A brush with Chinese calligraphy greats
2012-10-15 08:53:22 未知
'Out of Character: Decoding Chinese Calligraphy' at the Asian Art Museum of San Francisco explores the form through the collection of Yahoo's Jerry Yang.
Thousand Character Essay, in clerical script. By Wen Peng, 1498-1573. Album of 85 double leaves, ink on paper. (Kaz Tsuruta, Asian Art Museum / October 14, 2012)
As a young boy in Taiwan, Jerry Yang was forced to study calligraphy — writing Chinese characters with a brush. The practice is thought to mold character as well as to reflect it, but Yang found it a tedious chore.
In 1998, when he was turning 30 and had already co-founded Yahoo, he heeded the call to look back to his heritage and bought two Chinese calligraphies at auction. It was the beginning, he has written, of "a journey of discovery, inspiration, and fulfillment." Today, his collection numbers 250 works, including some by the greatest calligraphers of the Ming and Qing eras, and 40 of them have been selected for "Out of Character: Decoding Chinese Calligraphy," a new exhibition at the Asian Art Museum of San Francisco (through Jan. 13). (The exhibition is scheduled to go to the Metropolitan Museum of Art in New York in 2014.)
"Jerry Yang is a very serious collector of calligraphy," says Michael Knight, the museum's senior curator of Chinese art and co-curator of the exhibition along with Joseph Chang. He notes that the first piece Yang purchased was by Dong Qichang (1555-1636), a superstar of calligraphy, and is probably his earliest work held outside China. "He's bought well; he's had good advice."
Knight acknowledges the challenge of making Chinese calligraphy alluring to visitors — the museum cites this as the first major American museum show on calligraphy in more than a decade. "We're trying to make this exhibition as appealing to as wide an audience as possible," he says. To this end, the curators decided to focus on 15 works from Yang's collection, with an additional 25 included to illustrate certain themes.

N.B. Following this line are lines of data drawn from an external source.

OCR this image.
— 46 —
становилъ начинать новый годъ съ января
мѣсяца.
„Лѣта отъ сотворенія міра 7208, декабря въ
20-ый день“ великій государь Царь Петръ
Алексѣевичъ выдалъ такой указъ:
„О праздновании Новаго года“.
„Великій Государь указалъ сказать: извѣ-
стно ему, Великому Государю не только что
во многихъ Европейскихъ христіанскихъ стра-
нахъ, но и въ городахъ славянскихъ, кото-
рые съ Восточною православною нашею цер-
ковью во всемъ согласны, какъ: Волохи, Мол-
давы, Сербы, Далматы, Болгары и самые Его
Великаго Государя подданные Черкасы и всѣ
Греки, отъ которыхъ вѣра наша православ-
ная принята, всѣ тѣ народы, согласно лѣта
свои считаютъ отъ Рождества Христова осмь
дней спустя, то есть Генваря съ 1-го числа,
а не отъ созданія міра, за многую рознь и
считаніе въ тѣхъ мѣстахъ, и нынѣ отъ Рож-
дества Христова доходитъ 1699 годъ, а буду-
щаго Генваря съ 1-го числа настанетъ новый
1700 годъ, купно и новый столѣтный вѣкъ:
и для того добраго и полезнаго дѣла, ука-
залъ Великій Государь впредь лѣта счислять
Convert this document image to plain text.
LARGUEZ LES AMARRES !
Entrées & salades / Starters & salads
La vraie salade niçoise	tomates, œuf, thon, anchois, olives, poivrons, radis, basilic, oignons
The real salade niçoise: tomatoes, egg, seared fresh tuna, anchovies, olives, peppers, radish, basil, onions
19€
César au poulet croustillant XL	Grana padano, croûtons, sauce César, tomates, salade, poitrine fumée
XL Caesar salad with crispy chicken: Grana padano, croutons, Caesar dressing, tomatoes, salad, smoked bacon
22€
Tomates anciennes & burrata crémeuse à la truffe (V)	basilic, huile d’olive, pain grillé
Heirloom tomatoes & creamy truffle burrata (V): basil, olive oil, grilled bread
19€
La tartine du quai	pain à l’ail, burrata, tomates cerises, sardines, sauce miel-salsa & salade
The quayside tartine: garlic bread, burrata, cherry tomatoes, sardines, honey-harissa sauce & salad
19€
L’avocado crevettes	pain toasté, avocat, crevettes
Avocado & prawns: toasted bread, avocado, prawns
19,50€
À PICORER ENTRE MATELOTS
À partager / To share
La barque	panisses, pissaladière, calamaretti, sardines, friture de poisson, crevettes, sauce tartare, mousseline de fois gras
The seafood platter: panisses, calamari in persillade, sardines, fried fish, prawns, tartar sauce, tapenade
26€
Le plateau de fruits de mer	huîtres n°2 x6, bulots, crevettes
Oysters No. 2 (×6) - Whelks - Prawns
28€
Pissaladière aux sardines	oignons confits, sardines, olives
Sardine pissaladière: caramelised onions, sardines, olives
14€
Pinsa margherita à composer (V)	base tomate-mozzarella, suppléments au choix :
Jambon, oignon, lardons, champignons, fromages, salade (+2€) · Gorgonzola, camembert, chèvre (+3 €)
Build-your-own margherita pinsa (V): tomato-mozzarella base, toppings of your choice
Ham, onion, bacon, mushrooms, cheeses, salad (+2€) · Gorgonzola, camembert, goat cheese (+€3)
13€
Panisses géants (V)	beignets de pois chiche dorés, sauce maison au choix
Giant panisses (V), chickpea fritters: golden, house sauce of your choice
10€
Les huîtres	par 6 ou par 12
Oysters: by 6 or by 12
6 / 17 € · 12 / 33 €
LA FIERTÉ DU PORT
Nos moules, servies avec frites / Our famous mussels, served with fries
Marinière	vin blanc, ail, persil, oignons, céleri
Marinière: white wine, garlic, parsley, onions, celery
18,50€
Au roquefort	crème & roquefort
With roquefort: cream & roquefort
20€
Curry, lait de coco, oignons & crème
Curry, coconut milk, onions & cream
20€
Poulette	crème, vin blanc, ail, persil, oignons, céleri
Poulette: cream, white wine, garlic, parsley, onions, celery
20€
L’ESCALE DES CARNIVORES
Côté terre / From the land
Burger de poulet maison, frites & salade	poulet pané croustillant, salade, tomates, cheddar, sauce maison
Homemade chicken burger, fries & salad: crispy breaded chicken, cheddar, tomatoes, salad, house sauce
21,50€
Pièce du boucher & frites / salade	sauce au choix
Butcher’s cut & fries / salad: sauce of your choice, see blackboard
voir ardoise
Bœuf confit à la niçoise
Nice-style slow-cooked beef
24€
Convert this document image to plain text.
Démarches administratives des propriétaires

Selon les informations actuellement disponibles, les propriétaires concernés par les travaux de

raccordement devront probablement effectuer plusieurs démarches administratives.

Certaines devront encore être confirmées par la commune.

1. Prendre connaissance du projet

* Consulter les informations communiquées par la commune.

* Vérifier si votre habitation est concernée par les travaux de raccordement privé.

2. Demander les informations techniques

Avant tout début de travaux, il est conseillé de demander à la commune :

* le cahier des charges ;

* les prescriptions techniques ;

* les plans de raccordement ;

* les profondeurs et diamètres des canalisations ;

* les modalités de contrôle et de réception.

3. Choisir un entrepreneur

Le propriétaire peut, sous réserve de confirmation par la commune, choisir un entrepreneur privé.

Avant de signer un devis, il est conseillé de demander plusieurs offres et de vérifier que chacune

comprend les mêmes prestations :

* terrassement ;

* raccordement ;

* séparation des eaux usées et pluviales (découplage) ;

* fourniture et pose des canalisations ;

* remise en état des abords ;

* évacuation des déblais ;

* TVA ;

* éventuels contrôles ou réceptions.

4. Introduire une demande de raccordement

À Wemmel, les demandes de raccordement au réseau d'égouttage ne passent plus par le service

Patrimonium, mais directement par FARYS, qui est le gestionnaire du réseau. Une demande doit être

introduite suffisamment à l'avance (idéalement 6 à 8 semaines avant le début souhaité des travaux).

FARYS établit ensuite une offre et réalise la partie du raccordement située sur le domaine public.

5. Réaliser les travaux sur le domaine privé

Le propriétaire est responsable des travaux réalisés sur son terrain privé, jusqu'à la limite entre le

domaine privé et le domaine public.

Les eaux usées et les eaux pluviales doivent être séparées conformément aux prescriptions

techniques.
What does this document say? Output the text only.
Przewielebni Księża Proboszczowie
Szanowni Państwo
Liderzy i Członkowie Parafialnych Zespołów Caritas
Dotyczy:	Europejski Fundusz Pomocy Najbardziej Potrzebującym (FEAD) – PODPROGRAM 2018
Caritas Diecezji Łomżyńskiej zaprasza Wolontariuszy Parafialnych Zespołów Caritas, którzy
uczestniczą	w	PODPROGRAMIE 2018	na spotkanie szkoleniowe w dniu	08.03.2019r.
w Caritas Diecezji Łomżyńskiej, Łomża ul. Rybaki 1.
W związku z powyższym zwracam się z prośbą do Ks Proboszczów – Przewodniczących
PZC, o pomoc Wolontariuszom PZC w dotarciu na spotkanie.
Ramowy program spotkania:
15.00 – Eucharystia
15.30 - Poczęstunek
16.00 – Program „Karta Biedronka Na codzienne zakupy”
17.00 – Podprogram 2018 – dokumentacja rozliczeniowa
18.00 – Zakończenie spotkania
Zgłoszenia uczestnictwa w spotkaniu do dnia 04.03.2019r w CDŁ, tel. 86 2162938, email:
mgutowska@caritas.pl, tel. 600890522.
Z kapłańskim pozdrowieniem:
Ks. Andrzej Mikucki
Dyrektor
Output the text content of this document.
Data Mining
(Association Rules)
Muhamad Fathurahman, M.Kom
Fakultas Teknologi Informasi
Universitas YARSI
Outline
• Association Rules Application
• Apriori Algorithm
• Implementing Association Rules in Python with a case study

The first gallery introduces the basics — the various formats, the five scripts and a video demonstrating the writing of the various scripts. This gallery is dominated by a long handscroll of the Lotus Sutra by Zhao Mengfu (1254-1322), who was, as Knight says, "a very pivotal calligrapher, whose style became used for imperial books in the early Ming." The scroll is a tour de force of 15,000 rigorously limned characters; about half of its 270-inch-length will be on display.
The second gallery addresses training; poetry; the relationships among friends, teacher and students, and others; and times of crisis in the art form. Close ties between artists are illustrated by "Pieces on a Houseboat," a handscroll that 13 calligraphy masters of the Ming dynasty wrote on successively. Yang, interviewed by phone, jokingly calls it "the original social network." Mounted on a curved wall will be 85 leaves of the "Thousand Character Essay" by Wen Peng (1498-1573), in the blocky clerical script style. "It serves two purposes," says Knight. "It's a training tool with moral content. Not one character is repeated."
Gallery 3 continues the theme of crisis in calligraphy and introduces the relationship between calligraphy and painting as well as the influence of Chinese calligraphy on such Western artists as Franz Kline, Mark Tobey and Brice Marden. Contemporary Chinese artist Xu Bing, famous for making "wrong characters" in his early opus, was commissioned to do a work; he has made an animation with calligraphic themes being shown in the North Court.
These days, Yang willingly sits down and practices calligraphy at home, and he enjoys trying to copy the masters. "I certainly feel there is a sense of calm and almost a meditation that's involved," he says. "And if you understand the language, there's a sense of ingraining the words in your head." He feels so strongly about the benefits of calligraphy that, he admits, "Now I'm trying to force my kids to do it."